Most jobs are not for international students. The few jobs that are, have a lot of competition, as the pool of international students graduating each year is much larger than the available jobs. Employers are wary of hiring international students, owing to the anticipated changes in policy. But whatever Trump wants to implement, it would take atleast 2–3 years for the same, as approvals at different levels are required.
Other thing is, an international student might not get the H1B owing to a lottery system, (this has nothing to do with Trump’s policies), there are more than 200,000 applications for 85,000 work visas, and the number of applications will only increase in the future. Hence for a company, there is the risk of losing out on the investment they make in the candidate to hire and train him. So they tend to hire a international student only if he is exceptional, or a really good fit. No team manager wants the majority of his team to be on F1 OPT, as the team members might not get the H1B.
You apply to like 300 jobs and you would get just 5 replies. Networking is very much needed to find a job, and one should start networking with employers as soon as possible. Also, at the masters level, companies look for specific skills, and expect you to have those skills, rather than train you. Hence, even if you have high potential to excel and academic knowledge, not knowing tools (specific softwares, work experience in particular projects) will put you at a severe disadvantage. There are a lot of small companies that hire international students but don’t go to career fairs all over the country, they only go to hiring events in their office’s close vicinity. So it is advisable that the degree be pursued in an area where there is a good market for a student’s specific interest.
If you have no work experience, are not getting any funding from the university, and coming here on a loan, then I would say that its a huge gamble. I would strongly suggest to have 2–4 years of relevant work experience before coming to US. This can be done be working at a job that you are interested in even if the pay is low, or working as a research assistant at any of the top engineering colleges.
If you are in CS or IT related fields, then the situation is totally different. You will easily get a job, even if you have a below average academic profile and little or no work experience. I see a lot of people going for a second master’s degree in Computer Science, so that they can get a job.

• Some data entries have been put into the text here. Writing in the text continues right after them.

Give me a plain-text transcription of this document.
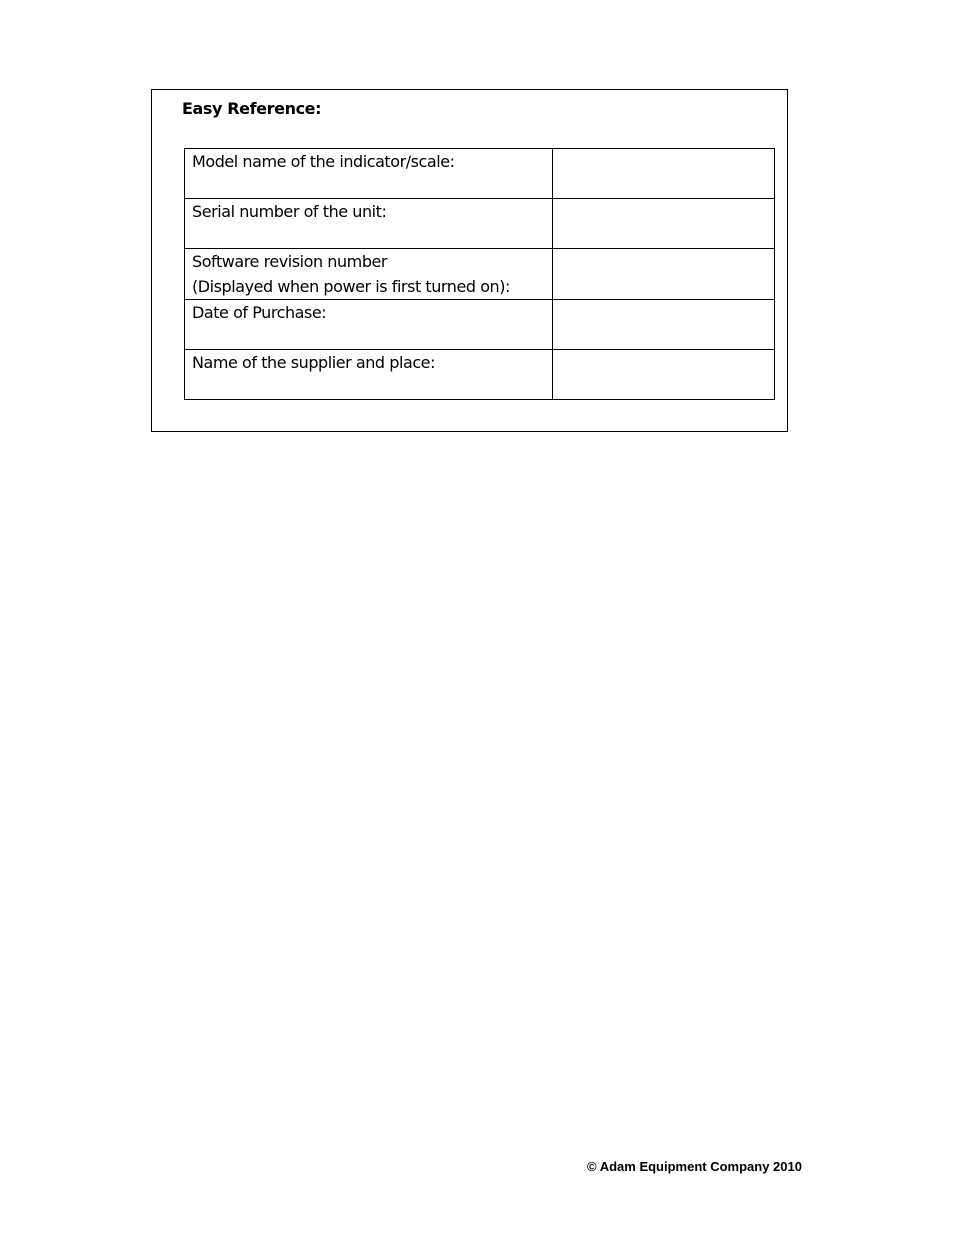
Easy Reference:

Model name of the indicator/scale:	

Serial number of the unit:	

Software revision number
(Displayed when power is first turned on):	

Date of Purchase:	

Name of the supplier and place:	

© Adam Equipment Company 2010
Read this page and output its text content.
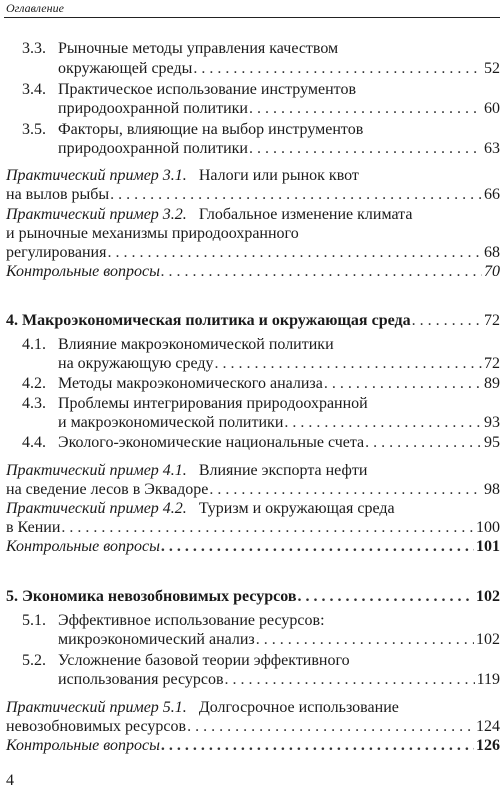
Оглавление
3.3. Рыночные методы управления качеством
окружающей среды .....	52
3.4. Практическое использование инструментов
природоохранной политики .....	60
3.5. Факторы, влияющие на выбор инструментов
природоохранной политики .....	63
Практический пример 3.1. Налоги или рынок квот
на вылов рыбы .....	66
Практический пример 3.2. Глобальное изменение климата
и рыночные механизмы природоохранного
регулирования .....	68
Контрольные вопросы .....	70
4. Макроэкономическая политика и окружающая среда .....	72
4.1. Влияние макроэкономической политики
на окружающую среду .....	72
4.2. Методы макроэкономического анализа .....	89
4.3. Проблемы интегрирования природоохранной
и макроэкономической политики .....	93
4.4. Эколого-экономические национальные счета .....	95
Практический пример 4.1. Влияние экспорта нефти
на сведение лесов в Эквадоре .....	98
Практический пример 4.2. Туризм и окружающая среда
в Кении .....	100
Контрольные вопросы .....	101
5. Экономика невозобновимых ресурсов .....	102
5.1. Эффективное использование ресурсов:
микроэкономический анализ .....	102
5.2. Усложнение базовой теории эффективного
использования ресурсов .....	119
Практический пример 5.1. Долгосрочное использование
невозобновимых ресурсов .....	124
Контрольные вопросы .....	126
4
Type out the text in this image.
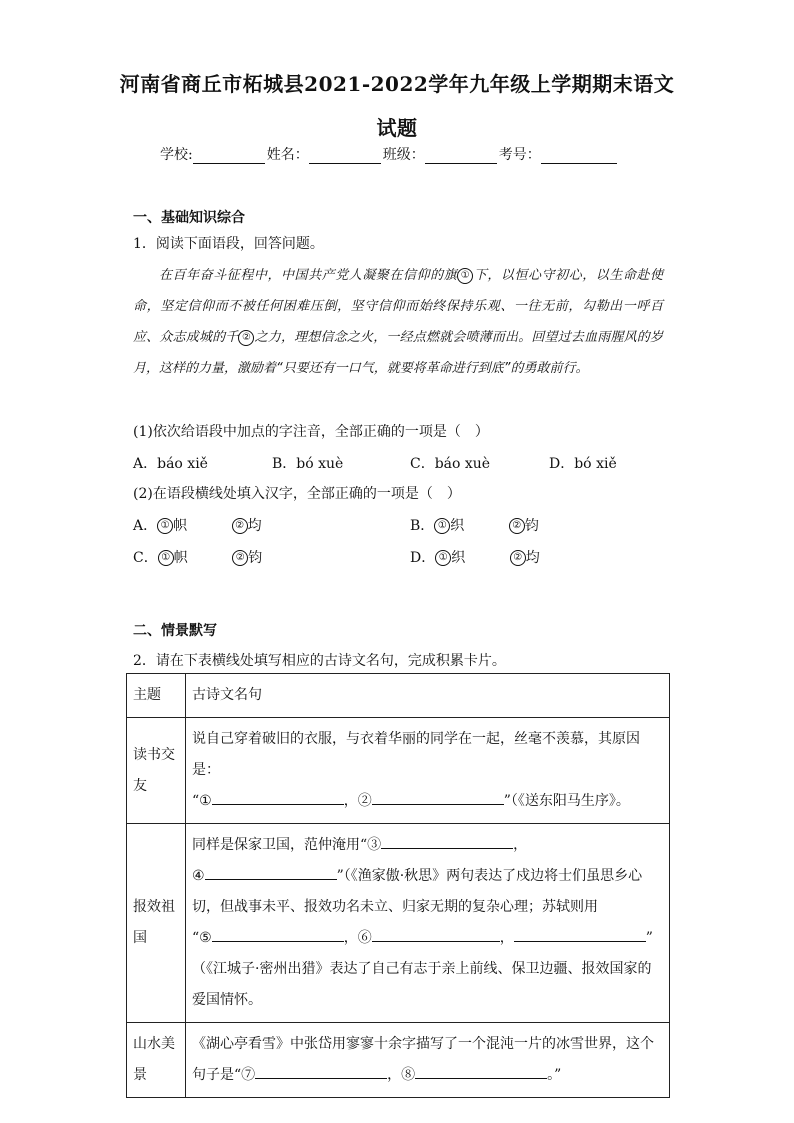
河南省商丘市柘城县2021-2022学年九年级上学期期末语文
试题
学校:	姓名：	班级：	考号：
一、基础知识综合
1．阅读下面语段，回答问题。
在百年奋斗征程中，中国共产党人凝聚在信仰的旗 ① 下，以恒心守初心，以生命赴使命，坚定信仰而不被任何困难压倒，坚守信仰而始终保持乐观、一往无前，勾勒出一呼百应、众志成城的千 ② 之力，理想信念之火，一经点燃就会喷薄而出。回望过去血雨腥风的岁月，这样的力量，激励着“只要还有一口气，就要将革命进行到底”的勇敢前行。
(1)依次给语段中加点的字注音，全部正确的一项是（　）
A．báo xiě	B．bó xuè	C．báo xuè	D．bó xiě
(2)在语段横线处填入汉字，全部正确的一项是（　）
A． ① 帜	② 均	B． ① 织	② 钧
C． ① 帜	② 钧	D． ① 织	② 均
二、情景默写
2．请在下表横线处填写相应的古诗文名句，完成积累卡片。
主题	古诗文名句
读书交友	说自己穿着破旧的衣服，与衣着华丽的同学在一起，丝毫不羡慕，其原因是：
“① ，② ”（《送东阳马生序》。
报效祖国	同样是保家卫国，范仲淹用“③ ，
④ ”（《渔家傲·秋思》两句表达了戍边将士们虽思乡心切，但战事未平、报效功名未立、归家无期的复杂心理；苏轼则用
“⑤ ，⑥ ， ”
（《江城子·密州出猎》表达了自己有志于亲上前线、保卫边疆、报效国家的爱国情怀。
山水美景	《湖心亭看雪》中张岱用寥寥十余字描写了一个混沌一片的冰雪世界，这个句子是“⑦ ，⑧ 。”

(I answered the question much more broadly, did not just address Trump’s policies on H1B)
(People applying for MS may feel free to reach out to me with follow up questions or to seek general advice)
(By answering this question, all I am trying to do is inform people so that they can make a wise decision. I am not implying that there is something great about about coming to US, and working and studying here, nor am I encouraging people to come to US. There are opportunities in every part of the world.)